Diverse mechanisms of steroid receptor action have been clarified in recent years, as a consequence of the discovery of multiple coactivators. Among them, steroid receptor coactivator-1 (SRC-1) is a member of the p160 coactivator families, which are 160 kDa proteins that interact with steroid receptors in a hormone-sensitive manner. Since coactivators function as transcriptional power boosters, subtle changes in coactivator expression levels in certain cells markedly change of receptor-mediated transcriptional activity. Expression of the glucocorticoid receptor (GR) has been shown to be autoregulated in glucocorticoid action, i.e., GR is downregulated by its cognate ligand, indicating that this autoregulation of GR may protect target cells against excessive hormone action. In the present study, we examined whether coactivator expression levels are also regulated by glucocorticoids.

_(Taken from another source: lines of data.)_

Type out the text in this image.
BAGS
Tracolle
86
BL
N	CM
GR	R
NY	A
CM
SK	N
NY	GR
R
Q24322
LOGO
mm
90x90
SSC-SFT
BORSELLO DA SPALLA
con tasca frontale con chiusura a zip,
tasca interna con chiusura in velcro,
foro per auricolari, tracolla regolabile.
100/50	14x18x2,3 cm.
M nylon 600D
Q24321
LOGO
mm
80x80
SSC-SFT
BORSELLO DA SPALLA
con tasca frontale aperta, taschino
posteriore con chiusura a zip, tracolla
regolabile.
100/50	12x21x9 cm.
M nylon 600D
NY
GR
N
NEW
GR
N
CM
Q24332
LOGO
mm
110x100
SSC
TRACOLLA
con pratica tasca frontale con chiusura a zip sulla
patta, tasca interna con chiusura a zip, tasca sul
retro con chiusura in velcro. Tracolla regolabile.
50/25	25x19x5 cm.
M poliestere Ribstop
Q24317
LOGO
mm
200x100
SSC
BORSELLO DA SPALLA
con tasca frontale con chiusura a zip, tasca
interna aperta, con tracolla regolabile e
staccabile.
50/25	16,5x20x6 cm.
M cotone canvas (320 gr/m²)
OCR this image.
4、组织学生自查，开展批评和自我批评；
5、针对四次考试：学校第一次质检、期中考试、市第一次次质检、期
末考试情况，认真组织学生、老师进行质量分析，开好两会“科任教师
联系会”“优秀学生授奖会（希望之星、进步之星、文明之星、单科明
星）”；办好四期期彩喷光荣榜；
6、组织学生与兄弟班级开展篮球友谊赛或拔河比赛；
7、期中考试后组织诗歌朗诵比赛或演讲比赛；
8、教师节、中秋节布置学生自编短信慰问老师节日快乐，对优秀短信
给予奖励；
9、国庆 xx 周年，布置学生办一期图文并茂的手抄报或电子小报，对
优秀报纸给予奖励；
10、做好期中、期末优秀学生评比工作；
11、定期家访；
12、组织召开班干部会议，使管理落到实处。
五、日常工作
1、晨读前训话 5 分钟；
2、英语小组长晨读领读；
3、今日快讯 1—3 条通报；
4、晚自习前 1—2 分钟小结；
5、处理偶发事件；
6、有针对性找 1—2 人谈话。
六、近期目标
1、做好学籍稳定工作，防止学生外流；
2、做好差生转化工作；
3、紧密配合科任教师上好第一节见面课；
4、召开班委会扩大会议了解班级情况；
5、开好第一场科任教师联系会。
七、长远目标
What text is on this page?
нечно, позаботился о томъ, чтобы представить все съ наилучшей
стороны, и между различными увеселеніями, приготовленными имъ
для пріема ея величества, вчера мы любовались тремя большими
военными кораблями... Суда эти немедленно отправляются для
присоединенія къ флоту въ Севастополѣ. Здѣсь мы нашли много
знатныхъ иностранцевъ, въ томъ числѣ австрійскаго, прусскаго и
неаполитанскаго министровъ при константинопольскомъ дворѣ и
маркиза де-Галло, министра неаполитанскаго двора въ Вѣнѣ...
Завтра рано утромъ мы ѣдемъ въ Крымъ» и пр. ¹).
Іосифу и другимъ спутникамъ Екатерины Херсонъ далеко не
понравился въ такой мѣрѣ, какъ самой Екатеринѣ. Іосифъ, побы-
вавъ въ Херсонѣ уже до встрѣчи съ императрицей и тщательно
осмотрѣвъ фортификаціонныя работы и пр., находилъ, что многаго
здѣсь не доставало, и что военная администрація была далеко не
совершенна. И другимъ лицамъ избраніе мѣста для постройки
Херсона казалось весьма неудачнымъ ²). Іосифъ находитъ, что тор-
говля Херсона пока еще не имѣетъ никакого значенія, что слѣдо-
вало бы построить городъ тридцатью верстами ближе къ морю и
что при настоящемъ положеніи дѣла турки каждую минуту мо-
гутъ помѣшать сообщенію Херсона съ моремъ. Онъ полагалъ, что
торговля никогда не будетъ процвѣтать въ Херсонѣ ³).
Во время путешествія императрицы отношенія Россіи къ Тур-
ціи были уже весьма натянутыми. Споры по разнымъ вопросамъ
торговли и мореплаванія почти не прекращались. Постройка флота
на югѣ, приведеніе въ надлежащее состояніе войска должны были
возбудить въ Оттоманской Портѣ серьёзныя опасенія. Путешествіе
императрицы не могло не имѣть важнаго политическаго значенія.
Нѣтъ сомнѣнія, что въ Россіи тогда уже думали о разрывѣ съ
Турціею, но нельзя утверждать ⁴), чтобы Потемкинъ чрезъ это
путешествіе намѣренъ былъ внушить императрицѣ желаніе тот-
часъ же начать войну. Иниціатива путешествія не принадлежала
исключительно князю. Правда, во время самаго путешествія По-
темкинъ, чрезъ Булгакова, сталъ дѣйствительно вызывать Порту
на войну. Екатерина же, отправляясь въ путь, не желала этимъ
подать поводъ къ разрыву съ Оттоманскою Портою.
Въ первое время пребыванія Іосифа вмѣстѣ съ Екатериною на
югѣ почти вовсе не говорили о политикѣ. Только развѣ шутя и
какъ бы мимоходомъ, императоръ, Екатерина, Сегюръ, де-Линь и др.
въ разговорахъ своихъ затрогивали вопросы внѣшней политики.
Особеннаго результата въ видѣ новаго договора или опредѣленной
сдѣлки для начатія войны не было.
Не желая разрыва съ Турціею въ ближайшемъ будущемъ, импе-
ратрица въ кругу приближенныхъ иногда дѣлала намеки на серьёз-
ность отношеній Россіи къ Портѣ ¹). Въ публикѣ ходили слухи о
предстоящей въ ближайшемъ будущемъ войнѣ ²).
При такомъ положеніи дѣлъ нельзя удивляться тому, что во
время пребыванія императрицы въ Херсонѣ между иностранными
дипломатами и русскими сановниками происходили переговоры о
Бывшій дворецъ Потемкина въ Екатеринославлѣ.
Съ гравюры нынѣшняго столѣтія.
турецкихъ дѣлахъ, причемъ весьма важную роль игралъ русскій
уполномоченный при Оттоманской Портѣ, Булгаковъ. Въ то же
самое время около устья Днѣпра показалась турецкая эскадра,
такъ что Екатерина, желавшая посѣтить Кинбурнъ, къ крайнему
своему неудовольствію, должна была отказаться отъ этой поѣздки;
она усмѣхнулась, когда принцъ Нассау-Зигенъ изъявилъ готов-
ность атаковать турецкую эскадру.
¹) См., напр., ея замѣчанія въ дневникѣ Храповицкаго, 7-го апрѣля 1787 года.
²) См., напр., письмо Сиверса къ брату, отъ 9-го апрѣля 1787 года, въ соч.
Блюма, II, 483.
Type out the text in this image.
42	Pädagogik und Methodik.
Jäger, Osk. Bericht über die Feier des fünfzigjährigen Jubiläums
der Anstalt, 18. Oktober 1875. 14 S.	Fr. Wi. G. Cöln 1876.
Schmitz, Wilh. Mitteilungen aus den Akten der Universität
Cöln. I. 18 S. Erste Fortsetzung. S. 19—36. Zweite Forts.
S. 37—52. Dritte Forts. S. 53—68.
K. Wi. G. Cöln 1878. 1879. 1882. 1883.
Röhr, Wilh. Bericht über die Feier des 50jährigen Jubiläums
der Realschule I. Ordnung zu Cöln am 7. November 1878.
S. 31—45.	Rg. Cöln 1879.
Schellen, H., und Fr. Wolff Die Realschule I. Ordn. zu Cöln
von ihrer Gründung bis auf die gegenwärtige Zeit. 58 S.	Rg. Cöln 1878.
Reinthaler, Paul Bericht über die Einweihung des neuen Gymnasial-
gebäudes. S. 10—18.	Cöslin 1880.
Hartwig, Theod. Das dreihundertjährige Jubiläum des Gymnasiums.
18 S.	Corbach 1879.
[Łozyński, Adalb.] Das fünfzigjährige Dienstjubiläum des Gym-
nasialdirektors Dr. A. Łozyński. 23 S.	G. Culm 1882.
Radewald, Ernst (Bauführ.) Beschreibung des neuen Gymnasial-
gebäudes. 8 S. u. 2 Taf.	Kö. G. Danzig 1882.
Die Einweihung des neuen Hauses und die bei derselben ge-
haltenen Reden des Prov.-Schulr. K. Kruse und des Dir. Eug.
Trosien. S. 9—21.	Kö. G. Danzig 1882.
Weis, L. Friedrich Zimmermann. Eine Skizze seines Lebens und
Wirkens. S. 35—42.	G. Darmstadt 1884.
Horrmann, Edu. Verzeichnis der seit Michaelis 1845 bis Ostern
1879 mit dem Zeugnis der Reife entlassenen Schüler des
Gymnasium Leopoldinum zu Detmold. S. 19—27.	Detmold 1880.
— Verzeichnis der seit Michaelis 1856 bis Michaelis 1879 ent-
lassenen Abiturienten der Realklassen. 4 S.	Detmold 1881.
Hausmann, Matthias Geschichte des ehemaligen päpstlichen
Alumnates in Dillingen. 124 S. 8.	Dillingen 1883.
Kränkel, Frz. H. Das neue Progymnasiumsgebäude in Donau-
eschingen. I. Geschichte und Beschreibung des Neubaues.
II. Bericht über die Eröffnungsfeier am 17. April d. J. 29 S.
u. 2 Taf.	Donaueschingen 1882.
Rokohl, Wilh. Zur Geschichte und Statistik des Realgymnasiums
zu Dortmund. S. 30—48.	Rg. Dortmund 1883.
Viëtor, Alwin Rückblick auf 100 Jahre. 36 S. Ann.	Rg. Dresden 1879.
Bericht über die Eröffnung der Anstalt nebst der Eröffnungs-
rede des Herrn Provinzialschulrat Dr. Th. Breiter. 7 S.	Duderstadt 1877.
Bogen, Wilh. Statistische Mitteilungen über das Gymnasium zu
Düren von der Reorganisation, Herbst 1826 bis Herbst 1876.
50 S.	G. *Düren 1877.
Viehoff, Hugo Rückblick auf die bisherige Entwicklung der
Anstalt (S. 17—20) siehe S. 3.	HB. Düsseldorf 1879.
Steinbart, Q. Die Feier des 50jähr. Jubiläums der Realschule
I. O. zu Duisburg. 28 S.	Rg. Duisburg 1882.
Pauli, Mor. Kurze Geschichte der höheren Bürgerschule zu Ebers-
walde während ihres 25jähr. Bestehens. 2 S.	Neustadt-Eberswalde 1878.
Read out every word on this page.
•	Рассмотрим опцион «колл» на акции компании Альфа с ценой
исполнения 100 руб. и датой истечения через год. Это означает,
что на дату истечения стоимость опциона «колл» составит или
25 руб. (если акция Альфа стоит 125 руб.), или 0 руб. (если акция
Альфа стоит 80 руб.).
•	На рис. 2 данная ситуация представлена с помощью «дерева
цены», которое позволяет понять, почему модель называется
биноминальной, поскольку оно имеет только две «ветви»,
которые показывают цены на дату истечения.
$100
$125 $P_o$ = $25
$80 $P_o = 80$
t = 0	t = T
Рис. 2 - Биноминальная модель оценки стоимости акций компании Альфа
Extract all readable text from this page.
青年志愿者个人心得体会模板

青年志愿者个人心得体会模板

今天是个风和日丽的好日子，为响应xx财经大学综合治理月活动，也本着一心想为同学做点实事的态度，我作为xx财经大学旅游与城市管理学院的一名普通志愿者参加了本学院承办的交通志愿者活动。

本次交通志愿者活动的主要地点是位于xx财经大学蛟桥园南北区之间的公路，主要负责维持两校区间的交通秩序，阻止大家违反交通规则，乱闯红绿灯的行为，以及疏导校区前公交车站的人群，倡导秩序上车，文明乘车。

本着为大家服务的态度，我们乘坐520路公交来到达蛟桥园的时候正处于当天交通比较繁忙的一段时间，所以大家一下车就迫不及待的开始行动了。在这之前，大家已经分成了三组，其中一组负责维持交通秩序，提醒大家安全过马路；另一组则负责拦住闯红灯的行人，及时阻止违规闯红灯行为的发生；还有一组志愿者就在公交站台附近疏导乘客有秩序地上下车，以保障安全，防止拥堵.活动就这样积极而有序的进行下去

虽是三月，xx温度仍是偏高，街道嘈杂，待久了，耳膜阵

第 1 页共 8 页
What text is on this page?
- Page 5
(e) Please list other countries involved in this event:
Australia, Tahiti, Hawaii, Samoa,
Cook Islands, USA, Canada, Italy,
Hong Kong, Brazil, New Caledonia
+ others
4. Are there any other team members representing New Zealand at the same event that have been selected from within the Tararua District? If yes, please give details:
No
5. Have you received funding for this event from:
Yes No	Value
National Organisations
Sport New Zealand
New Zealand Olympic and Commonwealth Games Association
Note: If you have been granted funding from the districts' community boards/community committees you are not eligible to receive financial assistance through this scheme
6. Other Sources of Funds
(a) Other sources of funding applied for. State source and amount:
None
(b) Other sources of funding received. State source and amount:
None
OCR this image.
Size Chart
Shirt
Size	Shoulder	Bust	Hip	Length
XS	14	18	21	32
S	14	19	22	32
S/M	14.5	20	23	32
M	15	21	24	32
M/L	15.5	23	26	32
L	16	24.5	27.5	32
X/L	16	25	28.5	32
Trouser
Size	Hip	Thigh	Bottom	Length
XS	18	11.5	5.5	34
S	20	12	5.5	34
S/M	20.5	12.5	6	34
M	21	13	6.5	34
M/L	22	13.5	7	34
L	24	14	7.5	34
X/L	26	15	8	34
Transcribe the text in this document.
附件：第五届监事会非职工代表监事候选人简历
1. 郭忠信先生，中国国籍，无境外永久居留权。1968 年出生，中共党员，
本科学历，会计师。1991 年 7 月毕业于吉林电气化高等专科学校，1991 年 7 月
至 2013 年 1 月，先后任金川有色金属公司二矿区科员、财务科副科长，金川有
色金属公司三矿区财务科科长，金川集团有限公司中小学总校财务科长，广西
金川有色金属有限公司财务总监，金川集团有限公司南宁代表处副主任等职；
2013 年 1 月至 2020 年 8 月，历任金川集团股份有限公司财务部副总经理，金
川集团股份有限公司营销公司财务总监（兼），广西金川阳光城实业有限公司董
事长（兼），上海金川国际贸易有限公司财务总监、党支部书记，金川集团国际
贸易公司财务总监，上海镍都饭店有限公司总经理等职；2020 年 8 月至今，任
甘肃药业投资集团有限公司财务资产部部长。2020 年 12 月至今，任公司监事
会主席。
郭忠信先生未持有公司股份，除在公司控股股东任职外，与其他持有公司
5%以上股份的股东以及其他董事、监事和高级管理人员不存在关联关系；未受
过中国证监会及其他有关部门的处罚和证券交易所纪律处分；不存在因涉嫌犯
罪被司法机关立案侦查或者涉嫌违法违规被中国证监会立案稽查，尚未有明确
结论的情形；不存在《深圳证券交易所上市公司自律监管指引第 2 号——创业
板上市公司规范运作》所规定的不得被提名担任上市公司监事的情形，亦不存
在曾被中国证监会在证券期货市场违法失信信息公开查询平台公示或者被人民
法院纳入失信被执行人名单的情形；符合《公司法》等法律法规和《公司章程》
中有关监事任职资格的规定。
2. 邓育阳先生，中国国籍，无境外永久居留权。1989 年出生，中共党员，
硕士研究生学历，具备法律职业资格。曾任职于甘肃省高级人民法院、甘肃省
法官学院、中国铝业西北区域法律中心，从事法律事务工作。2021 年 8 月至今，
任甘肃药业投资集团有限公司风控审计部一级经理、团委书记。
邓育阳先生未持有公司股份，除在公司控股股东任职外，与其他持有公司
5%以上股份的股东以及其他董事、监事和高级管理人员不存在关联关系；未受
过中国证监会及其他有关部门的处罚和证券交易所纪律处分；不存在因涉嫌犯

Among several coactivators, the SRC-1 mRNA level was downregulated by dexamethasone treatment in rat tissues, such as liver, heart, kidney, stomach, and cerebrum, in vivo. We also demonstrated dexamethasone-mediated downregulation of SRC-1 mRNA and its protein levels in rat renal mesangial cells in vitro. These results suggest that ligand-mediated downregulation of SRC-1 is crucial in the physiology of glucocorticoid action.